Scary times often bring out purveyors who, for whatever reason, feel the need to prey on people’s fears. This has been especially true during current COVID-19 conditions. Rather than delve into why I think that is, I’ve instead tried to concentrate on what I think are a few pertinent economic and financial facts that are worth keeping an eye on. Here they are, in no particular order:
1. Contrary to what many may think, bear market draw-downs are actually part of a healthy market. The S&P 500 has experienced 26 “Bear Market” corrections of greater than -20% since 1928. That means on average, they have happened every 3.5 years. Will another severe downturn hit the stock market in the future? Based on history, it would seem to be a pretty good (and easy to predict) bet. One of the reasons we prefer to incorporate tactical positioning into investment portfolios is to help contain or limit downside volatility when markets are weakening, while attempting to reposition into markets that are strengthening or holding their own (in the interest of brevity we’ll save the specifics for future discussion). As to the issue of current market valuation, our indicators are currently, for the most part, neutral.

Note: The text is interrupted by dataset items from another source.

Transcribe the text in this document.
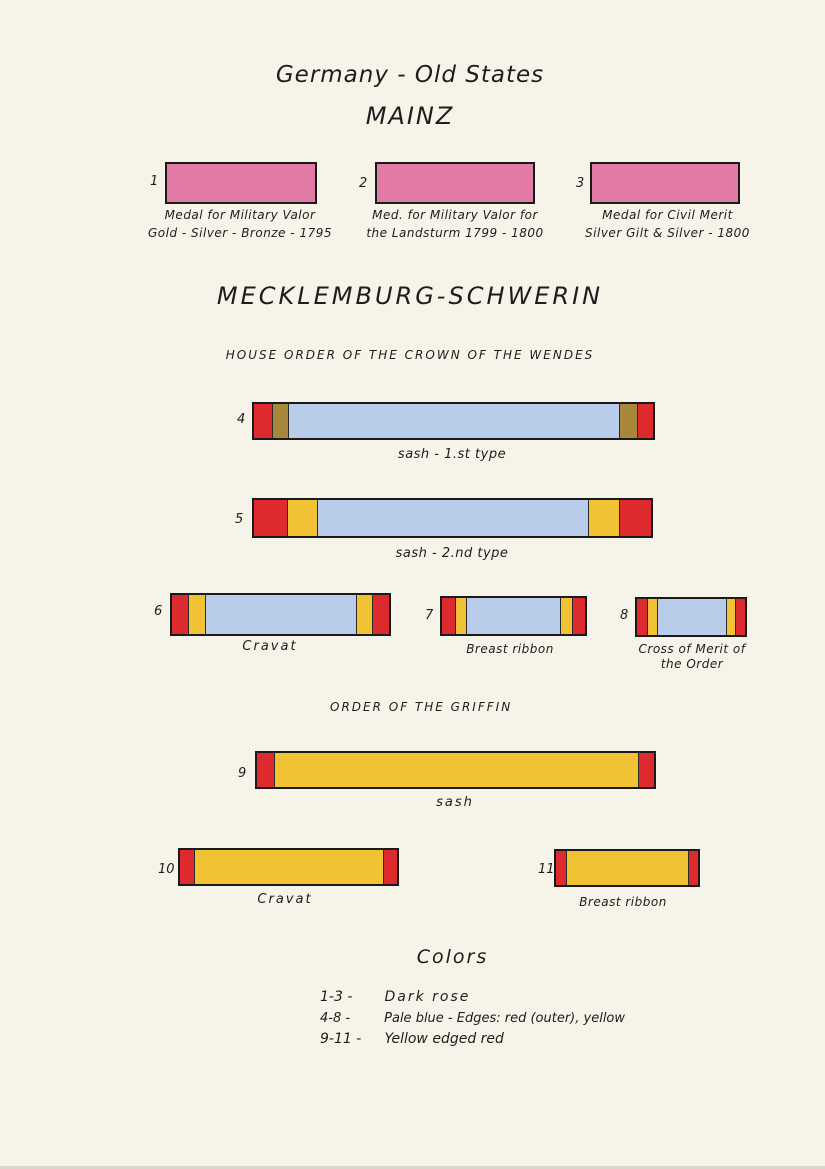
Germany - Old States
MAINZ
1
Medal for Military Valor
Gold - Silver - Bronze - 1795
2
Med. for Military Valor for
the Landsturm 1799 - 1800
3
Medal for Civil Merit
Silver Gilt & Silver - 1800
MECKLEMBURG-SCHWERIN
HOUSE ORDER OF THE CROWN OF THE WENDES
4
sash - 1.st type
5
sash - 2.nd type
6
Cravat
7
Breast ribbon
8
Cross of Merit of
the Order
ORDER OF THE GRIFFIN
9
sash
10
Cravat
11
Breast ribbon
Colors
1-3 - Dark rose
4-8 -	Pale blue - Edges: red (outer), yellow
9-11 - Yellow edged red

Valuation numbers were actually much higher in 1929, the 1930’s, 2000, and 2008. It is also helpful to keep in mind that conditions of over, or under valuation, can remain in place for long periods of time (even multiple years).
2. Some are calling for another housing crisis, akin to the aftermath of 2008. But, what really led to that event? There were actually a few things, beginning with the fact that people took on way too much debt relative to their ability to pay. Banks also loaned money to people that either didn’t have good credit, and or flat out lied about their income (so called liar loans). Also, there was a lot of leverage in the collateralized debt markets (CMO’s). While the recent pandemic has certainly put some stress on the real estate market, there are definitely a few significant offsetting points: First; The ability of people to pay their loans has recently been at its most favorable point in 40 years. The same holds true for U.S. government debt, with debt service being very low compared to the size of the debt, and compared to the size of GDP. Borrowers were in much better shape going into this pandemic than they were going into the 2008 financial crisis. Second; Mortgage standards are much higher than they were a dozen years ago. Third; Banks have better capital ratios (due in part to financial reform).
3. Millennials are on-track to be a larger generation than the Baby-Boomers and they tend to save less and spend more. While this may not be good for their retirement plan balances, it is certainly good in economic terms (especially with all the money they stand to inherit).
4. Some have pointed to Money Velocity heading lower, and this is valid. But, what is driving it? A big factor is that the Fed has pumped so much money into the economy, that spending velocity has not kept up. Also, banks are required to keep more capital on hand, (compared to 2008) and people are investing more of it. So, in reality velocity has been technically driven lower because of Fed programs (like QE) but not due to a stagnant economy.
5. Finally, with record amounts of stimulus being injected into the economy, there is much being made about hyper-inflation rearing its head. I am not advocating additional debt, but it is interesting to note that despite all of the debt burdens being alluded to by many, there has been little inflation, as measured by the Consumer Price Index (CPI) over the years of the great debt build up since the 1980’s.